Arınç, madende haaytını kaybedenlerin şehit statüsüne alınmaları üzerine çalıştıklarını belirterek, şehit yakınlarının yararlandıkları maddi yardımlardan ya da Çalışma Bakanlığınca düzenlenmiş kanunda yer alan, “ölüm geliri” ve “ölüm aylığı” gibi kaynakların kullanılabileceğini belirtti.
Arınç ayrıca, Başbakan Müşeviri Yusuf Yerkel’in Soma’da polis güçlerinin yere düşürdüğü bir vatandaşı tekmelerken gösteren fotoğraf ile ilgili olarak, “savunulacak bir yanı yok” dedi. Arınç, tekmelenen kişinin adli süreç için başvuruda bulunabileceğini ve “İdari soruşturmaya konu olabilir. Onu atayan bakan onu incelemeye alabilir” dedi.
Başbakan Recep Tayyip Erdoğan başkanlığında, Başbakanlık Merkez Bina'da gerçekleşen toplantı yaklaşık 8 saat sürdü.
İşte Arınç'ın konuşmasından önemli satırbaşları;
Toplantının ana gündemi Soma'da yaşadığımız faciadır. Yasaların uygulanması konusunda ihmaller varsa bunun tespiti önemli. TBMM'deki görüşmelerde Meclis Araştırma Komisyonu'nun kurulması kabul edilmiştir. Adli soruşturma başlamış, bazı kişiler tutuklanmıştır. Asli soruşturmanın yanı sıra idari soruşturma da başlatılmıştır. Müfettişlere kazanın olduğu maden ve çevresindeki diğer madenlerle ilgili denetim izni verilmiştir.

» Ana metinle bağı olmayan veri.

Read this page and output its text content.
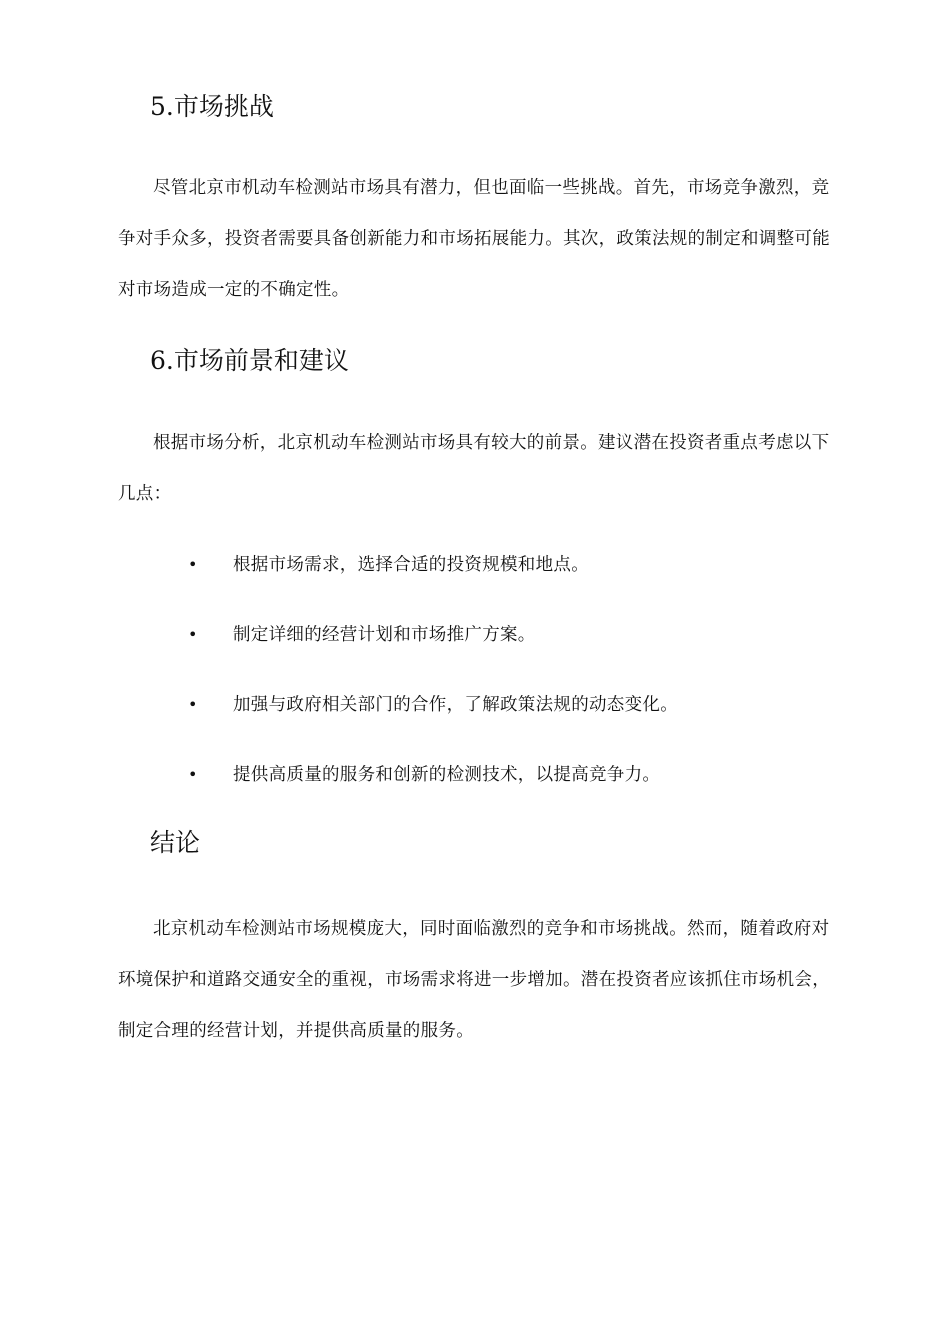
5.市场挑战

尽管北京市机动车检测站市场具有潜力，但也面临一些挑战。首先，市场竞争激烈，竞争对手众多，投资者需要具备创新能力和市场拓展能力。其次，政策法规的制定和调整可能对市场造成一定的不确定性。

6.市场前景和建议

根据市场分析，北京机动车检测站市场具有较大的前景。建议潜在投资者重点考虑以下几点：

•	根据市场需求，选择合适的投资规模和地点。
•	制定详细的经营计划和市场推广方案。
•	加强与政府相关部门的合作，了解政策法规的动态变化。
•	提供高质量的服务和创新的检测技术，以提高竞争力。
结论

北京机动车检测站市场规模庞大，同时面临激烈的竞争和市场挑战。然而，随着政府对环境保护和道路交通安全的重视，市场需求将进一步增加。潜在投资者应该抓住市场机会，制定合理的经营计划，并提供高质量的服务。
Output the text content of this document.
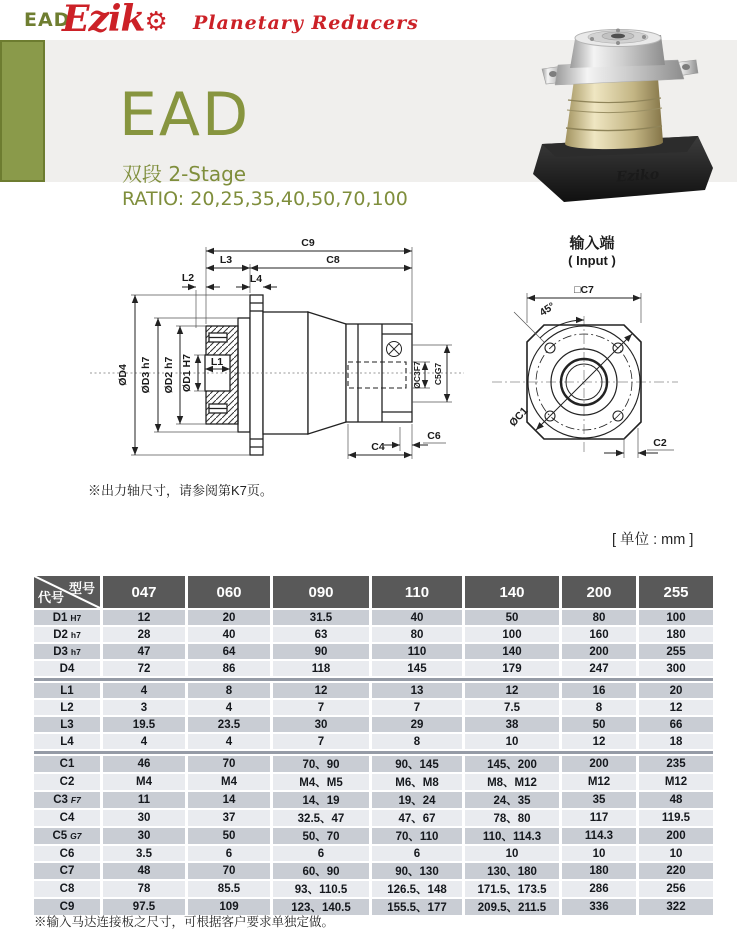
EAD
Ezik⚙ Planetary Reducers
EAD
双段 2-Stage
RATIO: 20,25,35,40,50,70,100
Eziko
C9
C8
L3
L2	L4
L1
ØD4 ØD3 h7 ØD2 h7 ØD1 H7	ØC3F7 C5G7
C4
C6
输入端
( Input )
□C7
45°
ØC1
C2
※出力轴尺寸，请参阅第K7页。
[ 单位 : mm ]
型号
代号	047	060	090	110	140	200	255
D1 H7	12	20	31.5	40	50	80	100
D2 h7	28	40	63	80	100	160	180
D3 h7	47	64	90	110	140	200	255
D4	72	86	118	145	179	247	300

L1	4	8	12	13	12	16	20
L2	3	4	7	7	7.5	8	12
L3	19.5	23.5	30	29	38	50	66
L4	4	4	7	8	10	12	18

C1	46	70	70、90	90、145	145、200	200	235
C2	M4	M4	M4、M5	M6、M8	M8、M12	M12	M12
C3 F7	11	14	14、19	19、24	24、35	35	48
C4	30	37	32.5、47	47、67	78、80	117	119.5
C5 G7	30	50	50、70	70、110	110、114.3	114.3	200
C6	3.5	6	6	6	10	10	10
C7	48	70	60、90	90、130	130、180	180	220
C8	78	85.5	93、110.5	126.5、148	171.5、173.5	286	256
C9	97.5	109	123、140.5	155.5、177	209.5、211.5	336	322
※输入马达连接板之尺寸，可根据客户要求单独定做。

Madenlerle ilgili 2010 yılında sektörü ilgilendiren bir Meclis Araştırma Komisyonu kurulmuş, raporu verilmişti.
Aile ve Sosyal Bakanımız bir taslağı bizimle paylaştı. Maden faciasında vefat eden işçilerimizin şehit olması konusunda konuşma yapılmıştır ama verilen bir karar yok. Vefat edenlerin hepsi erkektir. Bu arkadaşlarımızın ailelerini düşünüyoruz.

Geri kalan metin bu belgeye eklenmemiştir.